The project is aiming to bring the public into policing a lot more than is currently the case by using social and mobile tools as a force for good.  The project team concede that the public are usually first on the scene of an incident, and are often therefore well placed to relay crucial information to officials.

Whilst the project has the capability to offer predictive policing, it’s a service that has thus far remained largely untapped.

Predictive Policing

A UCLA led team highlight the potential in a recently published paper.  When the mathematical model devised by the team was deployed by the LAPD, it led to a significant reduction in crime rates over a 21 month period.

“Not only did the model predict twice as much crime as trained crime analysts predicted, but it also prevented twice as much crime,” the team say.

Indeed, such was the success of the model that 66% of all LAPD divisions have begun to use it.

Under the Hood

The algorithm was developed after six years of research and fed off of over a decade of crime data.  The aim was to accurately predict times and places that crime will take place based upon this historical data.  The system is also capable of learning as it goes so hopefully becomes smart over time.

“In much the same way that your video streaming service knows what movie you’re going to watch tomorrow, even if your tastes have changed, our algorithm is constantly evolving and adapting to new crime data,” the team say.

The algorithm was tested alongside professional crime analysts to see who could come up with the best predictions.  Analysts were given a map of the police district and asked to identify a location where a crime would take place during a 12 hour period.

Whilst the numbers were relatively low, the algorithm was accurate twice as often as the human analysts.

Through its Paces

The system was then tested in real life settings.  Police offers in three LAPD divisions were deployed to a number of half-block areas based purely on the predictions from the algorithm and the human analysts.

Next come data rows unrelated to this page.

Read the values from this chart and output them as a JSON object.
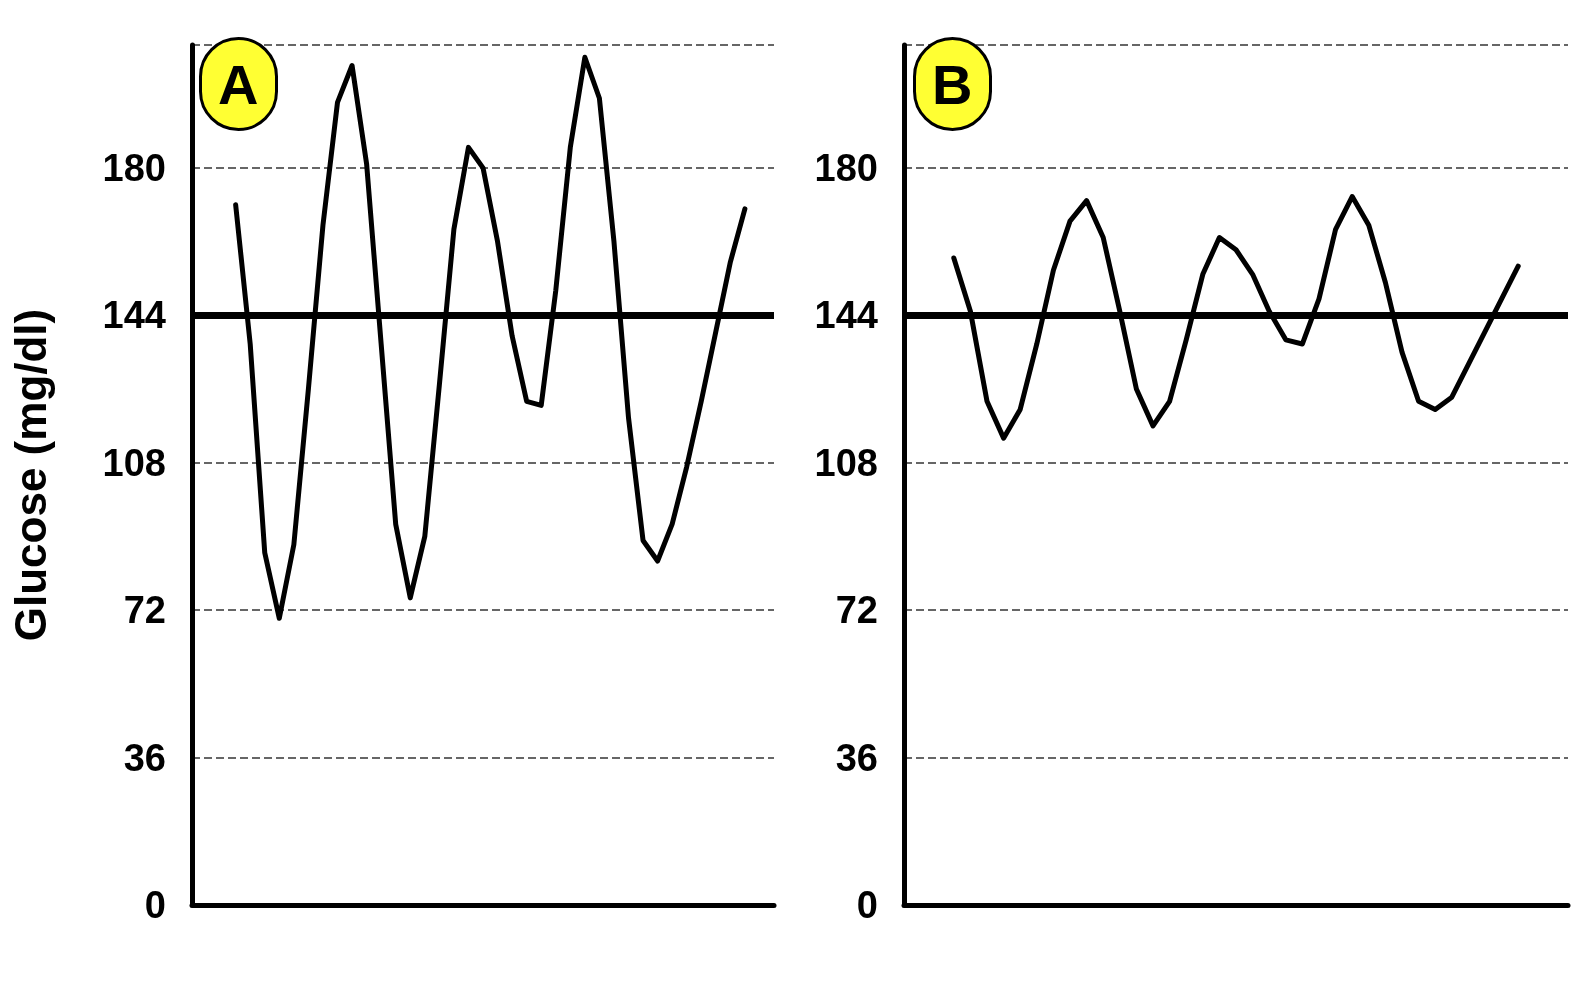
{
  "chart_data": [
    {
      "type": "line",
      "title": "A",
      "ylabel": "Glucose (mg/dl)",
      "categories": [
        null,
        null,
        null,
        null,
        null,
        null,
        null,
        null,
        null,
        null,
        null,
        null,
        null,
        null,
        null,
        null,
        null,
        null,
        null,
        null,
        null,
        null,
        null,
        null,
        null,
        null,
        null,
        null,
        null,
        null,
        null,
        null,
        null,
        null,
        null,
        null,
        null,
        null,
        null,
        null,
        null
      ],
      "series": [
        {
          "color": "#000000",
          "values": [
            null,
            null,
            null,
            171,
            137,
            86,
            70,
            88,
            126,
            166,
            196,
            205,
            181,
            137,
            93,
            75,
            90,
            127,
            165,
            185,
            180,
            162,
            139,
            123,
            122,
            150,
            185,
            207,
            197,
            162,
            119,
            89,
            84,
            93,
            107,
            123,
            140,
            157,
            170,
            null,
            null
          ]
        }
      ],
      "ylim": [
        0,
        210
      ],
      "yticks": [
        0,
        36,
        72,
        108,
        144,
        180
      ],
      "grid": "y",
      "tick_labels": "y",
      "marker": "none",
      "line_style": "solid",
      "ref_lines": [
        {
          "axis": "y",
          "value": 144,
          "color": "#000000"
        }
      ]
    },
    {
      "type": "line",
      "title": "B",
      "categories": [
        null,
        null,
        null,
        null,
        null,
        null,
        null,
        null,
        null,
        null,
        null,
        null,
        null,
        null,
        null,
        null,
        null,
        null,
        null,
        null,
        null,
        null,
        null,
        null,
        null,
        null,
        null,
        null,
        null,
        null,
        null,
        null,
        null,
        null,
        null,
        null,
        null,
        null,
        null,
        null,
        null
      ],
      "series": [
        {
          "color": "#000000",
          "values": [
            null,
            null,
            null,
            158,
            145,
            123,
            114,
            121,
            137,
            155,
            167,
            172,
            163,
            145,
            126,
            117,
            123,
            138,
            154,
            163,
            160,
            154,
            145,
            138,
            137,
            148,
            165,
            173,
            166,
            152,
            135,
            123,
            121,
            124,
            132,
            140,
            148,
            156,
            null,
            null,
            null
          ]
        }
      ],
      "ylim": [
        0,
        210
      ],
      "yticks": [
        0,
        36,
        72,
        108,
        144,
        180
      ],
      "grid": "y",
      "tick_labels": "y",
      "marker": "none",
      "line_style": "solid",
      "ref_lines": [
        {
          "axis": "y",
          "value": 144,
          "color": "#000000"
        }
      ]
    }
  ]
}
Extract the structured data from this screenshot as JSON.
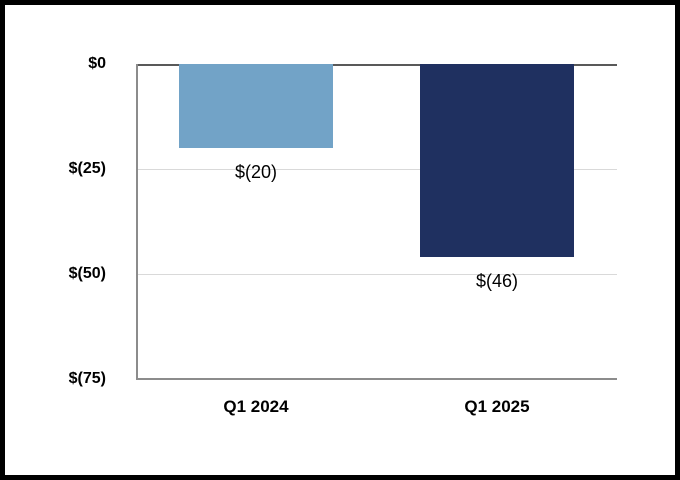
{
  "window": {
    "background": "#FFFFFF",
    "frame_border_color": "#000000"
  },
  "chart_data": {
    "type": "bar",
    "title": "",
    "xlabel": "",
    "ylabel": "",
    "legend": "none",
    "grid": "horizontal",
    "categories": [
      "Q1 2024",
      "Q1 2025"
    ],
    "values": [
      -20,
      -46
    ],
    "data_labels": [
      "$(20)",
      "$(46)"
    ],
    "bar_colors": [
      "#72A3C7",
      "#1F3060"
    ],
    "y_ticks": [
      {
        "label": "$0",
        "value": 0
      },
      {
        "label": "$(25)",
        "value": -25
      },
      {
        "label": "$(50)",
        "value": -50
      },
      {
        "label": "$(75)",
        "value": -75
      }
    ],
    "ylim": [
      0,
      -75
    ],
    "colors": {
      "gridline": "#D9D9D9",
      "zero_line": "#595959",
      "axis_line": "#8C8C8C",
      "text": "#000000"
    }
  }
}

The authors suggest that if the algorithm were deployed throughout Los Angeles, it would save around $9 million per year, but they were confident that this could be improved even more as the algorithm became smarter.

The model is also being used in Kent, England and is being rolled out throughout the county as a result of the trial.

“We have worked closely with counterparts in Los Angeles from the moment we became interested in predictive policing and the benefits it brings to keeping communities safe,” Kent police said.

Eventually, the plan is to roll out the system in police forces throughout the world.  Whilst it’s by no means a fail-safe system, it’s certainly a trend that’s worth keeping an eye on.